In the inexplicable absence of a plat map of the property, here are a few observations based on photos of the survey flags. First, an aerial (courtesy of showing the four power poles along the front edge of the cemetery. (I have previously referred to the three enormous steel poles, but there is a fourth wooden pole, labeled 1 below.)

These photographs were taken yesterday. In the first, the viewer is standing close to and with his back to the ditch at the far western edge of the cemetery. Wright Farm is at right; Vick Cemetery at left. Two survey flags mark the corner at the boundary of the farm and cemetery. The wooden power pole, which bears a City of Wilson tag, appears to be imbedded in the property line. The pole is tethered to a guy wire anchored in the ground. The anchor rod is inside the cemetery property line. Power poles are typically set in the ground at a depth of 10% of the overall height of the pole, plus two feet. Thus if this is a 30-foot pole, five feet of the pole is below grade, and 25 feet above. The anchor rod is attached to an anchor also set several feet below ground. To the right of the power pole is a fiberglass post marking a natural gas pipeline.

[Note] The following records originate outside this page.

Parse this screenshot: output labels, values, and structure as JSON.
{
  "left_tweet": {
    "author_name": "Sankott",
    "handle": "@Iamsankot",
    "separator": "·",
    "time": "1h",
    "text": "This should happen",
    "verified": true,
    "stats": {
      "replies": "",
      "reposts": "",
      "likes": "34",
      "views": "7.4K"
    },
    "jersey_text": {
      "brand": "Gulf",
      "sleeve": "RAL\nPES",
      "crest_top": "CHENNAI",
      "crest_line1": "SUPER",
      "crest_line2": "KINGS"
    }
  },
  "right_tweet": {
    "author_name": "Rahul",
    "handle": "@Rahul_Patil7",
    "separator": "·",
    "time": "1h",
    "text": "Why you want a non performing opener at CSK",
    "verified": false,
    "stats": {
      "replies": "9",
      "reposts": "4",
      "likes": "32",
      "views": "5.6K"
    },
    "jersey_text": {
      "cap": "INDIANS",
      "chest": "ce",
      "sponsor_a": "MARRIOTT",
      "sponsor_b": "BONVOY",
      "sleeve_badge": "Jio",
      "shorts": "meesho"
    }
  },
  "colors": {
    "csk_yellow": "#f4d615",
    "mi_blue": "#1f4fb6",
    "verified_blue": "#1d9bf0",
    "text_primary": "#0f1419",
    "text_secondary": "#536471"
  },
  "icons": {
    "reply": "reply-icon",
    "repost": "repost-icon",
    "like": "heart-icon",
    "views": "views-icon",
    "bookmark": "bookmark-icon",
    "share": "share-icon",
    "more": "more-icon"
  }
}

This pipeline likely was laid circa 1959, when the first gas pipelines arrived in Wilson, but there is no record of a utility easement for it. We know it wraps around two sides of the cemetery.

The next photo was taken from a vantage point in the road several feet east of poles 1 and 2. Four guy wires anchor pole 2; a conifer has grown up around their anchor rods. All are well inside the boundaries of the cemetery. Note the survey flag placed several feet back from the edge of the ditch. As I’ve noted before, the “official” property line here is determined by the 60-foot public right-of-way, which is measured 30 feet in either direction from the center line of the street. No such right-of-way would have been observed during Vick Cemetery’s active period from 1913 to about 1960, and it is likely that graves extend into this space.

Consider Rest Haven and Masonic Cemeteries, which were laid out around the corner on the same street circa 1900, on land that was then outside city limits. After the City annexed the area, it needed to widen and pave Lane [now Bishop L.N. Forbes] Street. In order to achieve standard street width, curbing was laid to the very edge of the graves, resulting in dozens (if not hundreds) of graves inside the public right-of-way. See, for example:

The next photo shows a line of three survey flags marking the front edge of the property at the public right-of-way. It’s difficult to say — a survey map would be definitive — but it appears the power pole is inside the cemetery property. The steel poles are enormous. If they are, say, 60 feet tall, then eight feet of that length is underground. New South did not survey this area in its first visit to Vick.

And finally, a close-up of the bottom of pole 4, taken from the driveway into the small parking lot at Vick Cemetery, which has room for about five cars. At bottom left, we see the corner of the parking area. New South surveyed only the bumped-out area of the parking stalls and found evidence of 18 graves beneath it. The power pole is ten to fifteen feet away. In just a sliver of the little peninsula of grass between the parking lot, the pole, and the ditch, the survey found ten graves.

Many thanks to B.W. and T.S. for quick photos. Lane Street Project is a community collective. It’s going to take all of us to stay on top of what is happening at Vick Cemetery. This is a Sankofa moment if ever there were one. We don’t have to look back very far to see what needs to happen differently going forward.